Scientists have identified an anemone whose fossils were mistaken for a jellyfish for years. Reported by the University of Illinois.
The studied remains come from the Mason Creek bed in the United States. The ancient river delta created ideal conditions to protect the soft tissues of many invertebrates by burying them in muddy sediments. The most common fossil in Mason Creek is the so-called “drop”. Such drops were so common and often unidentifiable that many were thrown away or sold for a few dollars at local flea markets. In the 1970s and ’80s, scientists concluded they were jellyfish and named them. Essexella asherae. These jellyfish are claimed to have a unique feature that no other living jellyfish has – a rigid “curtain” hanging from the umbrella-shaped “bell” at the top of the jellyfish – explains their barrel shape, like a skirt covering their tentacles.
Now Roy Plotnick and his colleagues have done further research and concluded that identifying these animals as jellyfish was a mistake. They mentally overturned the find, then everything fell into place: it looked like an anemone buried in the seabed. The “bell” was actually an enlarged muscular leg hooked to the base. The barrel-shaped body of the sea anemone turned into a rigid “veil”.
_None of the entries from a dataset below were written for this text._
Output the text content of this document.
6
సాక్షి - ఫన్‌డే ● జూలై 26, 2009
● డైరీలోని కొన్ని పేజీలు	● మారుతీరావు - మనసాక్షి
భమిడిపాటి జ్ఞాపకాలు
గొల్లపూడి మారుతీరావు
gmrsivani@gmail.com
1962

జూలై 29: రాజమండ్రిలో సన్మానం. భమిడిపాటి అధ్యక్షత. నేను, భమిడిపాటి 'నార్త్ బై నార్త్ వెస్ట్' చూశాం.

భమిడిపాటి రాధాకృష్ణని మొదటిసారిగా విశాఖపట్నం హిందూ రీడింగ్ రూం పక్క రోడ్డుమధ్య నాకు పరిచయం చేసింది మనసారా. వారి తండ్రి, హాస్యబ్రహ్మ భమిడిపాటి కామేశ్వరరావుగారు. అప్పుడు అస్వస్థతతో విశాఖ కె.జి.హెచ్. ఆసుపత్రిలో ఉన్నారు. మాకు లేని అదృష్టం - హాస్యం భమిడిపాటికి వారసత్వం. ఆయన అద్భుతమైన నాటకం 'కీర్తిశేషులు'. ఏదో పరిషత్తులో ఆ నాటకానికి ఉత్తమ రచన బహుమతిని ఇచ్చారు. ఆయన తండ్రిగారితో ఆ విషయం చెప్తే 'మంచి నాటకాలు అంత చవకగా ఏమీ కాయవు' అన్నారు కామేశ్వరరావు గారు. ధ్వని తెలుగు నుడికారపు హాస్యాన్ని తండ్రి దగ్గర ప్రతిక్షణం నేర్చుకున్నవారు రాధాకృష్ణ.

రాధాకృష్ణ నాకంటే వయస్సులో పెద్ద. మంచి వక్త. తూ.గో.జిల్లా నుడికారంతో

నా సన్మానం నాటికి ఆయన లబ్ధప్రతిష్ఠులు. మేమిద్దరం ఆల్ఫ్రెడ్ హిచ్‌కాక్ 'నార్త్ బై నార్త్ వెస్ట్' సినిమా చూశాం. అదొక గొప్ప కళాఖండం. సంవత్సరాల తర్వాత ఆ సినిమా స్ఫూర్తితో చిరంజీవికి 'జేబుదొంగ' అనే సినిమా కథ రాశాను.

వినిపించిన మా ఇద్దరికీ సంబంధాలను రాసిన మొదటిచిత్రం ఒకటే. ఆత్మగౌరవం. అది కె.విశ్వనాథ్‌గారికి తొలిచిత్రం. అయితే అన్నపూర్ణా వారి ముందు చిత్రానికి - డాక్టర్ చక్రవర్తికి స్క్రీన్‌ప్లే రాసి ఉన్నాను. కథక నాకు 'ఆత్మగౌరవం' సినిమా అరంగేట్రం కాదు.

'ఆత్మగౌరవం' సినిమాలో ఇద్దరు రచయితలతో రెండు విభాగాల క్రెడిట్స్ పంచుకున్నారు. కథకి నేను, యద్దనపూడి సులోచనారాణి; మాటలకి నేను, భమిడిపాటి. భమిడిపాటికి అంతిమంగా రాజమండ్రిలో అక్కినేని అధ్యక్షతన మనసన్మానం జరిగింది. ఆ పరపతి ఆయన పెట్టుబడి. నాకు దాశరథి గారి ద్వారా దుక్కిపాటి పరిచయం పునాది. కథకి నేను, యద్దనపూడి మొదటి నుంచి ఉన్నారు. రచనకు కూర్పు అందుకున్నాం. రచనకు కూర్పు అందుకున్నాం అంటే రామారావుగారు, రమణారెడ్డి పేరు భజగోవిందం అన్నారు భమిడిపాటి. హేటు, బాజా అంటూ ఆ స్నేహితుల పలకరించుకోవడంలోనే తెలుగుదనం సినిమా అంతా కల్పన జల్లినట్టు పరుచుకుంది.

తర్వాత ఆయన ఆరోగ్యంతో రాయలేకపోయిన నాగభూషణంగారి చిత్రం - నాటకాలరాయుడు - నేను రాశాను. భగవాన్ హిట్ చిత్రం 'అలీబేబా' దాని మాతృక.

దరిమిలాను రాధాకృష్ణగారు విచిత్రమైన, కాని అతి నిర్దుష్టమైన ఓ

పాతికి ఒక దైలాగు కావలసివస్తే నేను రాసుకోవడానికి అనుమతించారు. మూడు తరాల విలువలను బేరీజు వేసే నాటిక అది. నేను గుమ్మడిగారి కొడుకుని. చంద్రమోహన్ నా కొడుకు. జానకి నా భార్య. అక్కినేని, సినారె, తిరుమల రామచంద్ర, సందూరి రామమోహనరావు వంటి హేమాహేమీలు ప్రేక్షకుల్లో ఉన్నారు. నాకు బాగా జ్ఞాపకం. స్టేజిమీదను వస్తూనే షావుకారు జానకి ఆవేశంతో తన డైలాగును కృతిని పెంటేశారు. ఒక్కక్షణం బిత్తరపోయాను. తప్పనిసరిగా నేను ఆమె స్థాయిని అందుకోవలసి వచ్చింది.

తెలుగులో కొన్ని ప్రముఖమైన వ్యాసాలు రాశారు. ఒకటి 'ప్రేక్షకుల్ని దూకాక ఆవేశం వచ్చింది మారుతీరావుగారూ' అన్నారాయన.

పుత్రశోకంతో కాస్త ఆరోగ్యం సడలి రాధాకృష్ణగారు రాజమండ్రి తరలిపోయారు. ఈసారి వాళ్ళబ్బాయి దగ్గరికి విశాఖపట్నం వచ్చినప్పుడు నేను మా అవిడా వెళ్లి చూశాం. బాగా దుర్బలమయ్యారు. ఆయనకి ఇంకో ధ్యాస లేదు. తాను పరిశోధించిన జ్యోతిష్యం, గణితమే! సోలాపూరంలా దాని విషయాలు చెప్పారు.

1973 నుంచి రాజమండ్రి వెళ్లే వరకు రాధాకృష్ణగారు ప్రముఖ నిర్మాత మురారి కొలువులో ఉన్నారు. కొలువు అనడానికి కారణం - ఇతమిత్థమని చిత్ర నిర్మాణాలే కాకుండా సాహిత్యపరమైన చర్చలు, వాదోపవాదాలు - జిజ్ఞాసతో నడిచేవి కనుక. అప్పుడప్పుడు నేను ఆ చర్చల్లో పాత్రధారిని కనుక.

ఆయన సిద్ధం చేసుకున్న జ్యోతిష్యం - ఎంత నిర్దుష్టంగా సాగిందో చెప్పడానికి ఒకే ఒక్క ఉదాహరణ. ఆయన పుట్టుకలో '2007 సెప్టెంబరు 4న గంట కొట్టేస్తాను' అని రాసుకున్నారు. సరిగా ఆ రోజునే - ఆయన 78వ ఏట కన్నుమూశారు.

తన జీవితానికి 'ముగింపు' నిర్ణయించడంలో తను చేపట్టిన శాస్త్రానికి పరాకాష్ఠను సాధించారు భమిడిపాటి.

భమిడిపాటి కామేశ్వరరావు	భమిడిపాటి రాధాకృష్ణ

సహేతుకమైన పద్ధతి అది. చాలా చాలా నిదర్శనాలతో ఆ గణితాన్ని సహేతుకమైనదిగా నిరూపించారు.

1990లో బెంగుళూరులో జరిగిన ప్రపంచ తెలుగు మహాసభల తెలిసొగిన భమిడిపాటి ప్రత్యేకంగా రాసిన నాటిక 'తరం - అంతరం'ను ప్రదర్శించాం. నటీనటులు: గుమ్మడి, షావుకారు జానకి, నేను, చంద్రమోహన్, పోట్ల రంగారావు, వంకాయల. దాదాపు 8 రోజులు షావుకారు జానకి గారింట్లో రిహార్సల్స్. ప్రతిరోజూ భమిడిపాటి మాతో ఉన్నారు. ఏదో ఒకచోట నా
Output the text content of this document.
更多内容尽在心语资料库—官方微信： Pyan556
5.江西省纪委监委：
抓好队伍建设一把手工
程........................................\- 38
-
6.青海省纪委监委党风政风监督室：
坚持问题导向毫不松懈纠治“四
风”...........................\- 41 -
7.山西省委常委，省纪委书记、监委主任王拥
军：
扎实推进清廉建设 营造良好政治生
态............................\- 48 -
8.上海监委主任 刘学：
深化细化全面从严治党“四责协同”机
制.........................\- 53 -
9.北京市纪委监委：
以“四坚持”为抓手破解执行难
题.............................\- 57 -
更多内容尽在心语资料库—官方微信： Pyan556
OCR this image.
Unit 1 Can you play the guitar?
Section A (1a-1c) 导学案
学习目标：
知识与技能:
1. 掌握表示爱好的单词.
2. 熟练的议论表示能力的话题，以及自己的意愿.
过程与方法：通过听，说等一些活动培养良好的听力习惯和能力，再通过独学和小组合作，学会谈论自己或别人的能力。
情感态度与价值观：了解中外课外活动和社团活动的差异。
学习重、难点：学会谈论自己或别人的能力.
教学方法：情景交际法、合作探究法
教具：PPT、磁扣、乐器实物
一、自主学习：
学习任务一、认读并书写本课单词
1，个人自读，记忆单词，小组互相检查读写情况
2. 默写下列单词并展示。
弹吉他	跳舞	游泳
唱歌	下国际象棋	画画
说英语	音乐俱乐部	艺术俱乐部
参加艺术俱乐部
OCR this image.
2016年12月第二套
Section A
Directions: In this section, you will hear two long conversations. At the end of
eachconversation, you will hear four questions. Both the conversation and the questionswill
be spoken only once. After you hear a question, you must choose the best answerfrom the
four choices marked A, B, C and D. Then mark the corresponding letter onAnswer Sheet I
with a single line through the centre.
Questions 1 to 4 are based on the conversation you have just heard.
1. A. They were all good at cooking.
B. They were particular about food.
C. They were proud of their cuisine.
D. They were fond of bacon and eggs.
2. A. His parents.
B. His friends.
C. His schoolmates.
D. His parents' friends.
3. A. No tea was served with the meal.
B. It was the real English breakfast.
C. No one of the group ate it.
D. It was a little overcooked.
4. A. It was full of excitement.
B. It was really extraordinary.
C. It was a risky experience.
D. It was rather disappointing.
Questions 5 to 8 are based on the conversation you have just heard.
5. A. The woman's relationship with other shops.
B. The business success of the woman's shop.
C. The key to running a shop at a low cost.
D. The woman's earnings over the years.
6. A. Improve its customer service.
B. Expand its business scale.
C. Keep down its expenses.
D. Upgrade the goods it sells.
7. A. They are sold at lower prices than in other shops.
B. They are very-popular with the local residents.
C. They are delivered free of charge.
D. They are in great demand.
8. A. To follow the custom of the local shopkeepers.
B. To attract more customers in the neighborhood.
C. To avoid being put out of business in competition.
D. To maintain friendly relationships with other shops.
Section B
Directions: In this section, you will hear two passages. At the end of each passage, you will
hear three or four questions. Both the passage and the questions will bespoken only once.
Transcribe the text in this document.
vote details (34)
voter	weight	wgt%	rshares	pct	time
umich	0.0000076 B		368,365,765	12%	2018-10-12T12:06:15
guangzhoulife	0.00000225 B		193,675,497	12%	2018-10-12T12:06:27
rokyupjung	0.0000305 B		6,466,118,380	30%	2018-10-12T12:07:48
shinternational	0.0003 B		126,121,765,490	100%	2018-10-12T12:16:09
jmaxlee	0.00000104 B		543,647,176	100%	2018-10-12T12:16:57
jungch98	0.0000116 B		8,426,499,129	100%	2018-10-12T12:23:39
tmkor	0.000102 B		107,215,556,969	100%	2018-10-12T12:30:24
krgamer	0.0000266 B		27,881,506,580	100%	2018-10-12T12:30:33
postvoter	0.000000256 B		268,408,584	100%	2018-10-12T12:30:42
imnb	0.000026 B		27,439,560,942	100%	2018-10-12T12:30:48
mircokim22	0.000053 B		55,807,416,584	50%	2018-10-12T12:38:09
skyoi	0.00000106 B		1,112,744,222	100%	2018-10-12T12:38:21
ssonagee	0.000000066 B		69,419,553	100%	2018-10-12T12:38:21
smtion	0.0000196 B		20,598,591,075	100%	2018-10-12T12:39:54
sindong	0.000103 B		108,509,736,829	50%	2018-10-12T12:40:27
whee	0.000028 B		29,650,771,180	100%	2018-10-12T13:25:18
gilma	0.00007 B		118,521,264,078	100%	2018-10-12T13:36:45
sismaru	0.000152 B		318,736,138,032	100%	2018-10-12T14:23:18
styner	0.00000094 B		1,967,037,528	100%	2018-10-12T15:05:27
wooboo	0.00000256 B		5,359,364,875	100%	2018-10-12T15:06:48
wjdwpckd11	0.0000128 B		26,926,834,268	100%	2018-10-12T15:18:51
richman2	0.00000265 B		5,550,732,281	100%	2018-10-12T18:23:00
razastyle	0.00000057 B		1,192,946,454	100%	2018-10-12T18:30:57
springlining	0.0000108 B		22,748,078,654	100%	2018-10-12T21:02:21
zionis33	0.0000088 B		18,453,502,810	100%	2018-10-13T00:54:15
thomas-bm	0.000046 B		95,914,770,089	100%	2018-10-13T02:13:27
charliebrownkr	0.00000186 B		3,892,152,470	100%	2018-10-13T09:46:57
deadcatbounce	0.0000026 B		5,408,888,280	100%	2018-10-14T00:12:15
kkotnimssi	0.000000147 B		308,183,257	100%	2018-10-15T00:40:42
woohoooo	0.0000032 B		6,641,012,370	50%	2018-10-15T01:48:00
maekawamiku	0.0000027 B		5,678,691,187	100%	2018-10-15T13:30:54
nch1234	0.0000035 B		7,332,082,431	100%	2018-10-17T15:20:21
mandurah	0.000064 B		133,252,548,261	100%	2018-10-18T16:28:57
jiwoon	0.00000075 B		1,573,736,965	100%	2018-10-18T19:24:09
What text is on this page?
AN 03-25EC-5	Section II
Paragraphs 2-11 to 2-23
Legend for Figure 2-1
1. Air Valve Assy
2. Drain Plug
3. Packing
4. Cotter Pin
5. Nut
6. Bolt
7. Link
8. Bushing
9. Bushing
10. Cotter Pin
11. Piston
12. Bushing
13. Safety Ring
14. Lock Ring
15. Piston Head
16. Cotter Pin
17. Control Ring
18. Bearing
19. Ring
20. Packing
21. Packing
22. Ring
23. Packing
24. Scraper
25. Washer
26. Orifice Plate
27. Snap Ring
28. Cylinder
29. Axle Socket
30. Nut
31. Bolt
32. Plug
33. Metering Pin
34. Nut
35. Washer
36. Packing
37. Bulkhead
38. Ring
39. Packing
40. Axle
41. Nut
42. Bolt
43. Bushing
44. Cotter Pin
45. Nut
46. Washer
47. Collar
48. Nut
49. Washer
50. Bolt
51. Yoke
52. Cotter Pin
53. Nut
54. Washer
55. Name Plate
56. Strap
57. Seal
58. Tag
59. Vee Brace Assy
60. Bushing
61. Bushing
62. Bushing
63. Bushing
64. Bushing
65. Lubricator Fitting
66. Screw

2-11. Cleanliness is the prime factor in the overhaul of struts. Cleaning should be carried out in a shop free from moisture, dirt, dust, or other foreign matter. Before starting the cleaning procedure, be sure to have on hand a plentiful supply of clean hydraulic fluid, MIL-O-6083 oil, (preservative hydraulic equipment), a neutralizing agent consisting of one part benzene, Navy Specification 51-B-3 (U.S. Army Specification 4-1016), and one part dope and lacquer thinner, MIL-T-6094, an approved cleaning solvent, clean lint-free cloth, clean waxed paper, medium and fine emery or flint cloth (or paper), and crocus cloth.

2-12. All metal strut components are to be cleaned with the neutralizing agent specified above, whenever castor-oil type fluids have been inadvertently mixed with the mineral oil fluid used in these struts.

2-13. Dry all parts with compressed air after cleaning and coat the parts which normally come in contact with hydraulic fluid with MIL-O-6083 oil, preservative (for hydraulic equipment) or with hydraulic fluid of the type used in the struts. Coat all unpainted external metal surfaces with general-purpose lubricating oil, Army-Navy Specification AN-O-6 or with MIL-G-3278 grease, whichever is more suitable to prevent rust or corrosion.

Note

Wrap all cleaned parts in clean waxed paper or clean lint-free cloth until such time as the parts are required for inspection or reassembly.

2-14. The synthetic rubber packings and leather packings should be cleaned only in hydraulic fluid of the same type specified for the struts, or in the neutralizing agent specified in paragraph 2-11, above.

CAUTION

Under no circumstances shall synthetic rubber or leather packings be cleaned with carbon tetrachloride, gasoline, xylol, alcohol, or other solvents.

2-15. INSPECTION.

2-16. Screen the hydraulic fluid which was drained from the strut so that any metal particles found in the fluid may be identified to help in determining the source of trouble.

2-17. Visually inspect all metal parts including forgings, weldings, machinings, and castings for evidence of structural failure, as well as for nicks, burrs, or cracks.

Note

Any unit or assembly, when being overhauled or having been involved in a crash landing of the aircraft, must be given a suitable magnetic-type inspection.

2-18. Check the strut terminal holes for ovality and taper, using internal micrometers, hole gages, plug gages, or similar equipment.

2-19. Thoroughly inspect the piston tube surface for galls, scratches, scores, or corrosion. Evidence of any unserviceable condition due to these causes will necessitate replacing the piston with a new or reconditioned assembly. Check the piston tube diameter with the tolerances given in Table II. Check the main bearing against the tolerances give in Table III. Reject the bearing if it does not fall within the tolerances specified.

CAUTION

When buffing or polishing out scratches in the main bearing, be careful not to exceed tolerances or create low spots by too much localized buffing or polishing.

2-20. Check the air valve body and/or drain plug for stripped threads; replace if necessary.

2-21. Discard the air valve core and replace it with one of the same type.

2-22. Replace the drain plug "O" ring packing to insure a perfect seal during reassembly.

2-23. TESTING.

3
“While most of these fossils are preserved as decaying patches on the pavement that look like a used piece of gum, some specimens are so perfectly preserved that we can even see the muscles anemones use to flex and contract their bodies,” the scientists wrote. problem. .
The researchers noted that the large external diversity of specimens Essexella was related to the variable length of time that dead anemones stay on the seafloor before being buried in silt. At the same time, this sea anemone was not a hunter, but a scavenger, unlike many modern species.
ancient scientists said It’s about the evolution of the “airy” bones that made dinosaurs giants.